Perhaps this is a good time to mention that I am an existentialist. I believe that life has no inherent meaning. And we humans have no divine purpose or destiny.
That leaves only two choices. Die today (because what’s the point of doing anything). Or find your own meaning, your own purpose, and live it.
Building The Whole Truth is the purpose I chose for myself (or it chose me, rather). And thinking of it as scaling a mountain makes me feel like Sisyphus. The man who was condemned by the gods to roll a stone uphill, only to have it roll down, and do it all over again. For life. Till death.
It’s the definitive existentialist text. A reminder of the pointlessness of life.

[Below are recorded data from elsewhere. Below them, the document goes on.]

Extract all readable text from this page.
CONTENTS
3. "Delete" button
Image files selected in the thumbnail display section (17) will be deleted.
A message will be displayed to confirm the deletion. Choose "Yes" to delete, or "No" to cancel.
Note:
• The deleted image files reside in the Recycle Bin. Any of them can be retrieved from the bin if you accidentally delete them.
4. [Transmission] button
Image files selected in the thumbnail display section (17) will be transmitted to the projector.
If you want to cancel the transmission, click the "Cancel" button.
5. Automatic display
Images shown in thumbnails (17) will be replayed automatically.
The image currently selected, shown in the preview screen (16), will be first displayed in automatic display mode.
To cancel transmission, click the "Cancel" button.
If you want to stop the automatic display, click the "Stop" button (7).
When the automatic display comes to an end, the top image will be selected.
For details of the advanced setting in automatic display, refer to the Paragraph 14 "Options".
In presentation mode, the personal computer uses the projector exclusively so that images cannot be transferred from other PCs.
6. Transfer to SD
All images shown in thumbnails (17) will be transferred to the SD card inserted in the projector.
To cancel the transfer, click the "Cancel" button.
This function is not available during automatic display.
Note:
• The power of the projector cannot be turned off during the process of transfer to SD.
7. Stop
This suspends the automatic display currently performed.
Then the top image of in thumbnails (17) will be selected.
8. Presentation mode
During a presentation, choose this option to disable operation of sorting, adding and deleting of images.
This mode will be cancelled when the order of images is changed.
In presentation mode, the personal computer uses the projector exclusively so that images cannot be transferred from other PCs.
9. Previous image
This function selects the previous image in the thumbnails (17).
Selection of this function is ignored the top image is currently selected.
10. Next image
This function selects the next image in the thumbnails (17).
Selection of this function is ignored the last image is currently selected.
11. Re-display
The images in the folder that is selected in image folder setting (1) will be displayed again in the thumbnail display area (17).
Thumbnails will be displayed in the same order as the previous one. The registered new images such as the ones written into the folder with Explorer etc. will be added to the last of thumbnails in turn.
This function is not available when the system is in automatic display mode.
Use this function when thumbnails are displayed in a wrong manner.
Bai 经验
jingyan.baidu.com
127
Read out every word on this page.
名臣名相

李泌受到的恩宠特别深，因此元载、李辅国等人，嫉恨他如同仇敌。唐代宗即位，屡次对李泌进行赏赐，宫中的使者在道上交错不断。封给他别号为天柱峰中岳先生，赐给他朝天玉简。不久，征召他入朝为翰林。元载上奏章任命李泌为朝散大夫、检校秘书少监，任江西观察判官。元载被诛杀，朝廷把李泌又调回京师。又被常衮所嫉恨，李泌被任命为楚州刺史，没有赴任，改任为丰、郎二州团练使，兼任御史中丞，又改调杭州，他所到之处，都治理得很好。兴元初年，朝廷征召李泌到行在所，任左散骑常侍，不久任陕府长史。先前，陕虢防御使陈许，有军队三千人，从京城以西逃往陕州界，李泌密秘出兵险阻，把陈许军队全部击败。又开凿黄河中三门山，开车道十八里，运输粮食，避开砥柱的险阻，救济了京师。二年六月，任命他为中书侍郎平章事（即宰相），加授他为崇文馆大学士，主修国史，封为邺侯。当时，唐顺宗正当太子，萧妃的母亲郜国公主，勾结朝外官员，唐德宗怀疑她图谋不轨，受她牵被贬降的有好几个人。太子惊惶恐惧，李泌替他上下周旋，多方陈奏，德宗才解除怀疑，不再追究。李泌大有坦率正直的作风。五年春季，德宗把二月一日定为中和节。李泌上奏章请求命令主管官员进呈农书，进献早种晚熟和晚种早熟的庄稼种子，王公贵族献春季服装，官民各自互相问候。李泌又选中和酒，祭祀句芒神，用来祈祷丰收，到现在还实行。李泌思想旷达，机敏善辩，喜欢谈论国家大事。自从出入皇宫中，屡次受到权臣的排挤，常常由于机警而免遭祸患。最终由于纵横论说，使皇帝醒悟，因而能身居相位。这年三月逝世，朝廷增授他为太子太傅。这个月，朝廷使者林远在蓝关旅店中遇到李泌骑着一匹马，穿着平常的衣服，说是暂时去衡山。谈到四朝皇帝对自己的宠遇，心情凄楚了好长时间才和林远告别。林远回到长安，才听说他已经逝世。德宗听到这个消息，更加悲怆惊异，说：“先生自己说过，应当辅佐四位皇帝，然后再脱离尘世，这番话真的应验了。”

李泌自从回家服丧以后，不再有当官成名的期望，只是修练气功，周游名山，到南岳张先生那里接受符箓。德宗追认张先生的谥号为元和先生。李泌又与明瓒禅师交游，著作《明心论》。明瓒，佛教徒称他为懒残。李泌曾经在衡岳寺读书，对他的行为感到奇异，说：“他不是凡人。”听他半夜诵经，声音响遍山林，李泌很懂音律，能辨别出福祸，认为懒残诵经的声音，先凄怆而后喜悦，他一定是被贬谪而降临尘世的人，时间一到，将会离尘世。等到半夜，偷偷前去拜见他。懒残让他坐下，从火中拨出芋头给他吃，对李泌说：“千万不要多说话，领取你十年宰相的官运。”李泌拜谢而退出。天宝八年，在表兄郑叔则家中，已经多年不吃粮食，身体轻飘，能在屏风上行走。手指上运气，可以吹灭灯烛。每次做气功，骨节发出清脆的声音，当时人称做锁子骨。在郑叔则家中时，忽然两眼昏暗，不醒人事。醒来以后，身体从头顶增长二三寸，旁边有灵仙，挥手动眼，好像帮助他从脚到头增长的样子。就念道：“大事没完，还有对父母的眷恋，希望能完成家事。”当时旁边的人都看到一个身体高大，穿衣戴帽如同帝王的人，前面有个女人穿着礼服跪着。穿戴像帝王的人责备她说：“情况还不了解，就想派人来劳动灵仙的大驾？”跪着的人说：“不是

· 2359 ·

I don’t need that reminder :)
I’d rather think of TWT as my Taj Mahal. And finish work everyday with a sense of accomplishment. Of progress. Without worrying that someone else is also building the exact same Taj and I need to outrun them.
In an inherently random, meaningless world, this gives me pause. And purpose.
PS: For VCs investing in FMCG business, if you’re thinking “but what about that other guy who is also building a Taj, but bigger”. Don’t worry. In our world, people come see monuments for various reasons. Some for size. Some for beauty.
PPS: That photograph is me in Petra. Those guys scaled a mountain, only to build their monument right into it. And this was 1800 years ago. Insane.
Enjoyed the read - especially the parts outlining how FMCG is inherently different with Tech, irrespective of the way Capital looks at it :) - couldn't agree more.
On a different note, it is great to see you getting back to writing!
Hopped onto this from your latest post on Creation vs Management. This is solid food for thought for me as a founder. Definitely made me pause and reflect - especially about building, finding purpose. Will come back to read this again.